A synthetic peptide contains 4 negatively charged and 8 positively charged amino acids at pH 6.1. When the peptides are treated with an alkaline solution having a pH of 8.9, 4 positively charged groups become deprotonated. At pH 8.9, what is the net charge on that peptide? What will be the direction of movement (towards cathode or anode) if the alkali treated peptides are now placed in an electric filed? 0; Movement of the peptide will not happen -8; Movement of the peptide will be towards anode +12; Movement of the peptide will be towards anode -4; Movement of the peptide will be towards cathode

The net charge of a peptide can be calculated by subtracting the number of negatively charged amino acids from the number of positively charged ones.

Initially, the peptide has 8 positively charged and 4 negatively charged amino acids. So, the net charge at pH 6.1 is 8 - 4 = +4.

When the pH is increased to 8.9, 4 of the positively charged groups become deprotonated, meaning they lose a proton and therefore lose their positive charge.

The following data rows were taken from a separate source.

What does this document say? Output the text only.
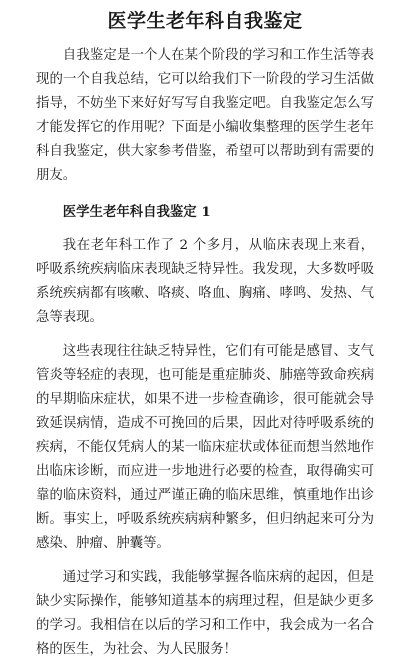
医学生老年科自我鉴定

自我鉴定是一个人在某个阶段的学习和工作生活等表现的一个自我总结，它可以给我们下一阶段的学习生活做指导，不妨坐下来好好写写自我鉴定吧。自我鉴定怎么写才能发挥它的作用呢？下面是小编收集整理的医学生老年科自我鉴定，供大家参考借鉴，希望可以帮助到有需要的朋友。

医学生老年科自我鉴定 1

我在老年科工作了 2 个多月，从临床表现上来看，呼吸系统疾病临床表现缺乏特异性。我发现，大多数呼吸系统疾病都有咳嗽、咯痰、咯血、胸痛、哮鸣、发热、气急等表现。

这些表现往往缺乏特异性，它们有可能是感冒、支气管炎等轻症的表现，也可能是重症肺炎、肺癌等致命疾病的早期临床症状，如果不进一步检查确诊，很可能就会导致延误病情，造成不可挽回的后果，因此对待呼吸系统的疾病，不能仅凭病人的某一临床症状或体征而想当然地作出临床诊断，而应进一步地进行必要的检查，取得确实可靠的临床资料，通过严谨正确的临床思维，慎重地作出诊断。事实上，呼吸系统疾病病种繁多，但归纳起来可分为感染、肿瘤、肿囊等。

通过学习和实践，我能够掌握各临床病的起因，但是缺少实际操作，能够知道基本的病理过程，但是缺少更多的学习。我相信在以后的学习和工作中，我会成为一名合格的医生，为社会、为人民服务！
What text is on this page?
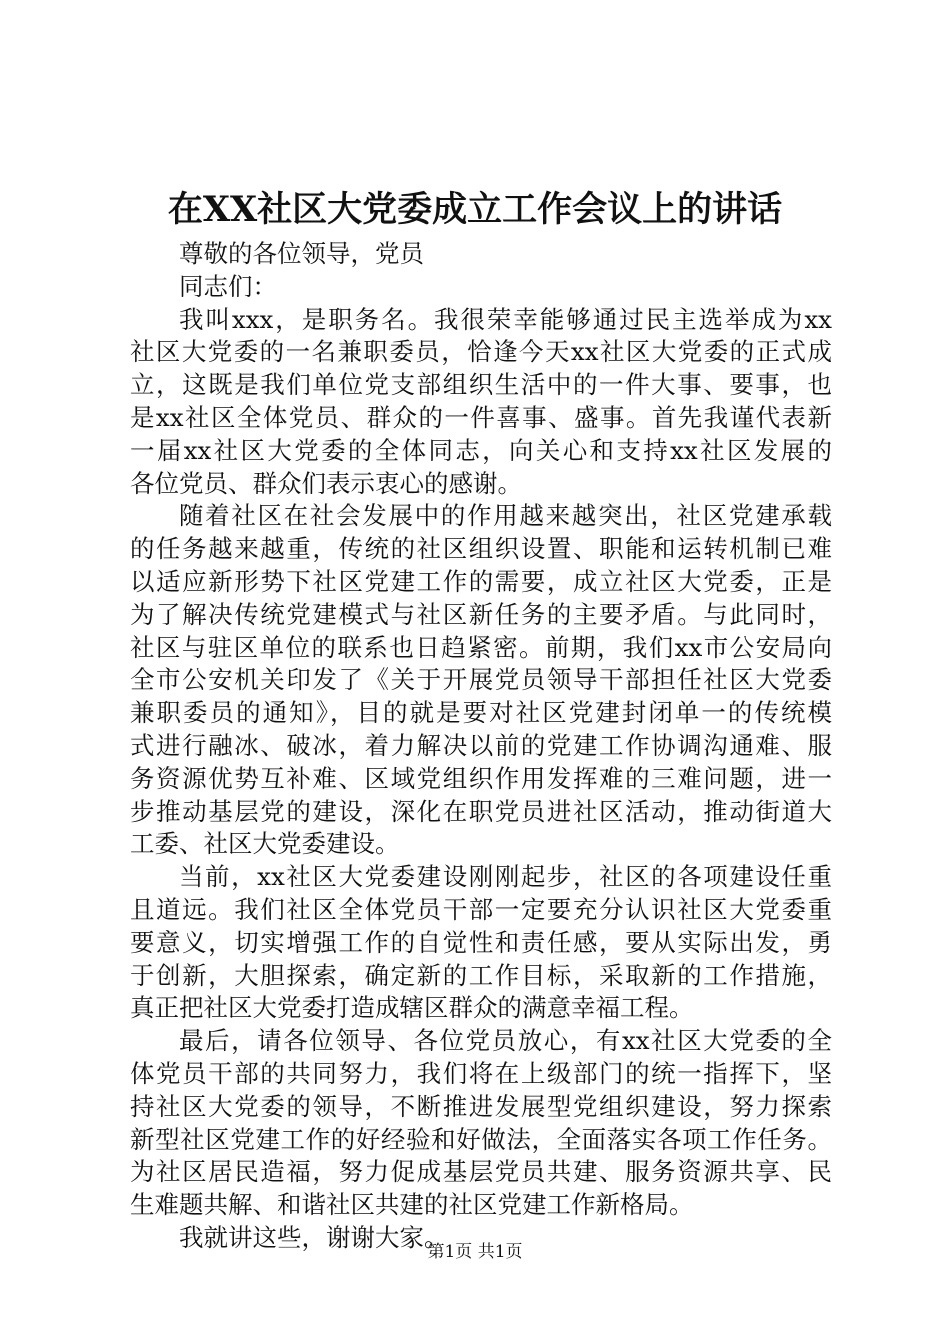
在XX社区大党委成立工作会议上的讲话
尊敬的各位领导，党员
同志们：
我叫xxx，是职务名。我很荣幸能够通过民主选举成为xx
社区大党委的一名兼职委员，恰逢今天xx社区大党委的正式成
立，这既是我们单位党支部组织生活中的一件大事、要事，也
是xx社区全体党员、群众的一件喜事、盛事。首先我谨代表新
一届xx社区大党委的全体同志，向关心和支持xx社区发展的
各位党员、群众们表示衷心的感谢。
随着社区在社会发展中的作用越来越突出，社区党建承载
的任务越来越重，传统的社区组织设置、职能和运转机制已难
以适应新形势下社区党建工作的需要，成立社区大党委，正是
为了解决传统党建模式与社区新任务的主要矛盾。与此同时，
社区与驻区单位的联系也日趋紧密。前期，我们xx市公安局向
全市公安机关印发了《关于开展党员领导干部担任社区大党委
兼职委员的通知》，目的就是要对社区党建封闭单一的传统模
式进行融冰、破冰，着力解决以前的党建工作协调沟通难、服
务资源优势互补难、区域党组织作用发挥难的三难问题，进一
步推动基层党的建设，深化在职党员进社区活动，推动街道大
工委、社区大党委建设。
当前，xx社区大党委建设刚刚起步，社区的各项建设任重
且道远。我们社区全体党员干部一定要充分认识社区大党委重
要意义，切实增强工作的自觉性和责任感，要从实际出发，勇
于创新，大胆探索，确定新的工作目标，采取新的工作措施，
真正把社区大党委打造成辖区群众的满意幸福工程。
最后，请各位领导、各位党员放心，有xx社区大党委的全
体党员干部的共同努力，我们将在上级部门的统一指挥下，坚
持社区大党委的领导，不断推进发展型党组织建设，努力探索
新型社区党建工作的好经验和好做法，全面落实各项工作任务。
为社区居民造福，努力促成基层党员共建、服务资源共享、民
生难题共解、和谐社区共建的社区党建工作新格局。
我就讲这些，谢谢大家。
第1页 共1页
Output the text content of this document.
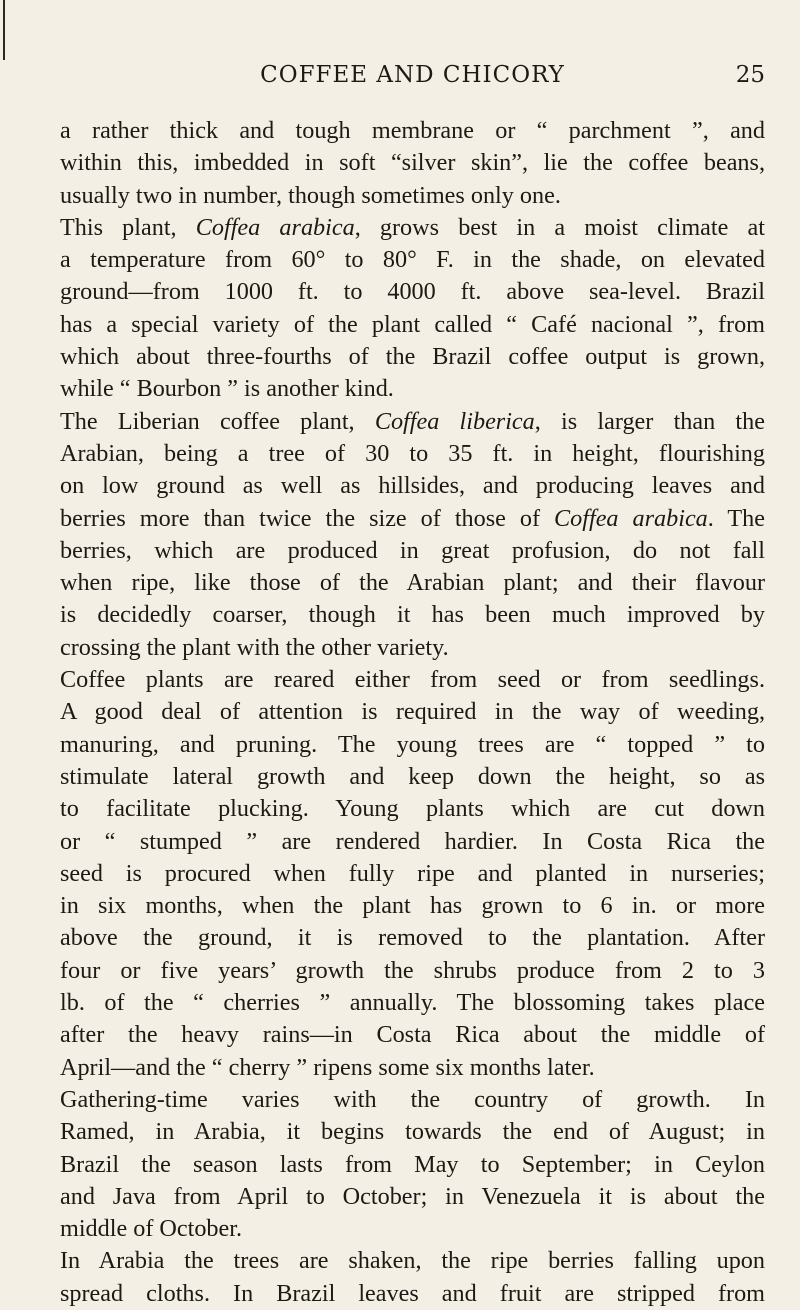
COFFEE AND CHICORY	25
a rather thick and tough membrane or “ parchment ”, and
within this, imbedded in soft “silver skin”, lie the coffee beans,
usually two in number, though sometimes only one.
This plant, Coffea arabica, grows best in a moist climate at
a temperature from 60° to 80° F. in the shade, on elevated
ground—from 1000 ft. to 4000 ft. above sea-level. Brazil
has a special variety of the plant called “ Café nacional ”, from
which about three-fourths of the Brazil coffee output is grown,
while “ Bourbon ” is another kind.
The Liberian coffee plant, Coffea liberica, is larger than the
Arabian, being a tree of 30 to 35 ft. in height, flourishing
on low ground as well as hillsides, and producing leaves and
berries more than twice the size of those of Coffea arabica. The
berries, which are produced in great profusion, do not fall
when ripe, like those of the Arabian plant; and their flavour
is decidedly coarser, though it has been much improved by
crossing the plant with the other variety.
Coffee plants are reared either from seed or from seedlings.
A good deal of attention is required in the way of weeding,
manuring, and pruning. The young trees are “ topped ” to
stimulate lateral growth and keep down the height, so as
to facilitate plucking. Young plants which are cut down
or “ stumped ” are rendered hardier. In Costa Rica the
seed is procured when fully ripe and planted in nurseries;
in six months, when the plant has grown to 6 in. or more
above the ground, it is removed to the plantation. After
four or five years’ growth the shrubs produce from 2 to 3
lb. of the “ cherries ” annually. The blossoming takes place
after the heavy rains—in Costa Rica about the middle of
April—and the “ cherry ” ripens some six months later.
Gathering-time varies with the country of growth. In
Ramed, in Arabia, it begins towards the end of August; in
Brazil the season lasts from May to September; in Ceylon
and Java from April to October; in Venezuela it is about the
middle of October.
In Arabia the trees are shaken, the ripe berries falling upon
spread cloths. In Brazil leaves and fruit are stripped from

So, the number of positively charged amino acids decreases from 8 to 4.

Now, the net charge at pH 8.9 is 4 (positively charged) - 4 (negatively charged) = 0.

So, the net charge on the peptide at pH 8.9 is 0.

In an electric field, particles move according to their charge. Positively charged particles move towards the cathode (negative electrode), and negatively charged particles move towards the anode (positive electrode).

Since the peptide has a net charge of 0, it will not move in the electric field.

So, the correct answer is "0; Movement of the peptide will not happen".